I feel deep shame around fasting. Maybe because it was used as a punishment as a child. Maybe because only the "holiest" of Christians fasted. Maybe because it was required. I don't know where all the shame comes from - but the idea of fasting, of intentionally putting something down to make time and space for God to whisper. That idea stirs my desire to run, to hide, to cower. My view of God is still so warped, especially when it attaches to any kind of spiritual discipline that I grew up with. Too quickly it spirals into feeling guilted for not reading enough Scripture, for not attending enough services, for not serving in children's ministry.
It feels like just about everything connected to my faith it tinged with shame and guilt. It's not how I want it to be. When I get away from religious behaviours, I find freedom and connection with the Divine. In churches, in Bible studies, in public prayer, in Scripture reading I find terror. It would be easier in so many ways to walk away, to throw my hands up in the air and give up. It's exhausting, painful work to keep facing the fear and sharing the shame.
For today I'm choosing to be honest. I'm choosing to not heap judgement and condemnation on myself for where I am at in this journey. Today I choose to honour my journey, to honour my pain and the raw places by lifting off the veils. Today I sit in the ashes of my faith, surrounded by flickering embers and weep for my little girl self. The one who believes she is evil because she is a woman. It was a woman who caused a man to stumble and people have been tripping over her ever since.
I weep for the scars, the white lines that continue to stand witness to my pain and the damage inflicted on my soul.

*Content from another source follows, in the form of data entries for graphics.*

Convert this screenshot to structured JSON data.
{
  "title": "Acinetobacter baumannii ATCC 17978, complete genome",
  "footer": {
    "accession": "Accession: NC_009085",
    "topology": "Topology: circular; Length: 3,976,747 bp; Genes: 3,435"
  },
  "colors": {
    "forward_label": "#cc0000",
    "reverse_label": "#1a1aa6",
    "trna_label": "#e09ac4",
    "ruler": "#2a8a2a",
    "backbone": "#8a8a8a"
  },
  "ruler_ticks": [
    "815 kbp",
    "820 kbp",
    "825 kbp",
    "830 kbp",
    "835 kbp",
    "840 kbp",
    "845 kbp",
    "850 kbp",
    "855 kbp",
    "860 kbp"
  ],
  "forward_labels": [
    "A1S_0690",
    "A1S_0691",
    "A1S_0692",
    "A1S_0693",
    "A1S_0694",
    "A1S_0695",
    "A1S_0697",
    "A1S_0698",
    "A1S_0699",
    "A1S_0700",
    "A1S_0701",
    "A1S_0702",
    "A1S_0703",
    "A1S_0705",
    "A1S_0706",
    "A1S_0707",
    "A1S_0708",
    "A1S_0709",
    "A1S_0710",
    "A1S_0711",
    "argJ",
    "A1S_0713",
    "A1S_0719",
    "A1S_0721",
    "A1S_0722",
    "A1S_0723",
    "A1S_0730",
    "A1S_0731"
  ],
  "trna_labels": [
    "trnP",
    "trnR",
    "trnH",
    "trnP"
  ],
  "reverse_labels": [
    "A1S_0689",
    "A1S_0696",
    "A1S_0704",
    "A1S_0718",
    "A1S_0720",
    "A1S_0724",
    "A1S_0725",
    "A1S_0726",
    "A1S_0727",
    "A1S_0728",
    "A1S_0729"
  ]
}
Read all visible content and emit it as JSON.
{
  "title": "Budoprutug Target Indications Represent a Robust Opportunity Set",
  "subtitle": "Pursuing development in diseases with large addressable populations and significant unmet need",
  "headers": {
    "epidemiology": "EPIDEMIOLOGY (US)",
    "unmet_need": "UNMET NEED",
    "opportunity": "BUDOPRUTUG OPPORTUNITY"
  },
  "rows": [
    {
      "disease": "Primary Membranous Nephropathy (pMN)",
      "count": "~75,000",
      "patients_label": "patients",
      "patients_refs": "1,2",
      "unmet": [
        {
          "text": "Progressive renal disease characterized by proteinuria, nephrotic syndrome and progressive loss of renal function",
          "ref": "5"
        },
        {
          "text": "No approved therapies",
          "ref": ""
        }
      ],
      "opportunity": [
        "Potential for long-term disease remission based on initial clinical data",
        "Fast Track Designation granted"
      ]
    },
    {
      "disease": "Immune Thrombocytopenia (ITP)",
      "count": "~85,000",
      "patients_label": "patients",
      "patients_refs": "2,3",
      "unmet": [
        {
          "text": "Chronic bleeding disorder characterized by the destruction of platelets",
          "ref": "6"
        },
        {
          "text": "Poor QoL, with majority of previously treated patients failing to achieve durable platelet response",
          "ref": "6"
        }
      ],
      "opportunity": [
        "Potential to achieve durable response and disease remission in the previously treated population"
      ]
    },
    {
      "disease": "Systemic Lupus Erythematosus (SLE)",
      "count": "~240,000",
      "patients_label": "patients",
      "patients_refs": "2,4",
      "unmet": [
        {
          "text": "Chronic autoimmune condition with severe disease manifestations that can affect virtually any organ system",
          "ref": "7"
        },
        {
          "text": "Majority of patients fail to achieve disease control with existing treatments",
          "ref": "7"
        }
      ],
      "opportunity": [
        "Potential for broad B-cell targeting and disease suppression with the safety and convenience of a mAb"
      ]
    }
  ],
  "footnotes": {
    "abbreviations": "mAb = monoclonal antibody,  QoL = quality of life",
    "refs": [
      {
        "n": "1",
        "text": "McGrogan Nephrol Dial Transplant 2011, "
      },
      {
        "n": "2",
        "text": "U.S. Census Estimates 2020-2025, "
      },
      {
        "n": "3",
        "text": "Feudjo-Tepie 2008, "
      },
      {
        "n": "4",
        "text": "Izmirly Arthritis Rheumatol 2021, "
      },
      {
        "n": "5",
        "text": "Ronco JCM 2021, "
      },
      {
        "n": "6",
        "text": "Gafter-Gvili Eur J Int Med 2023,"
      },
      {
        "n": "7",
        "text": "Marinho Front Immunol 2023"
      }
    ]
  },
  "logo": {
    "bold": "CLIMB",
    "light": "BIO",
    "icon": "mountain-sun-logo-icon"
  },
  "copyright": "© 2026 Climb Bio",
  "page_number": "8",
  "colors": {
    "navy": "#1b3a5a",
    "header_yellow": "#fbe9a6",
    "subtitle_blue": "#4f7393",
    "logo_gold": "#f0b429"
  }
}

I weep for an identity that was shattered before it was formed, and for the years I've spent scrambling to find, to hold all the pieces together. It wasn't fair, it isn't fair and my heart screams at the injustice of it all.
Here is my shame, it is threaded through so much of my heart. How do I fast from it, when I feel shame that I exist? I don't know. There's less shame than there used to be and maybe for today, for this time that is enough. For today I hold my head up, tears streaming down my face and declare that I am enough.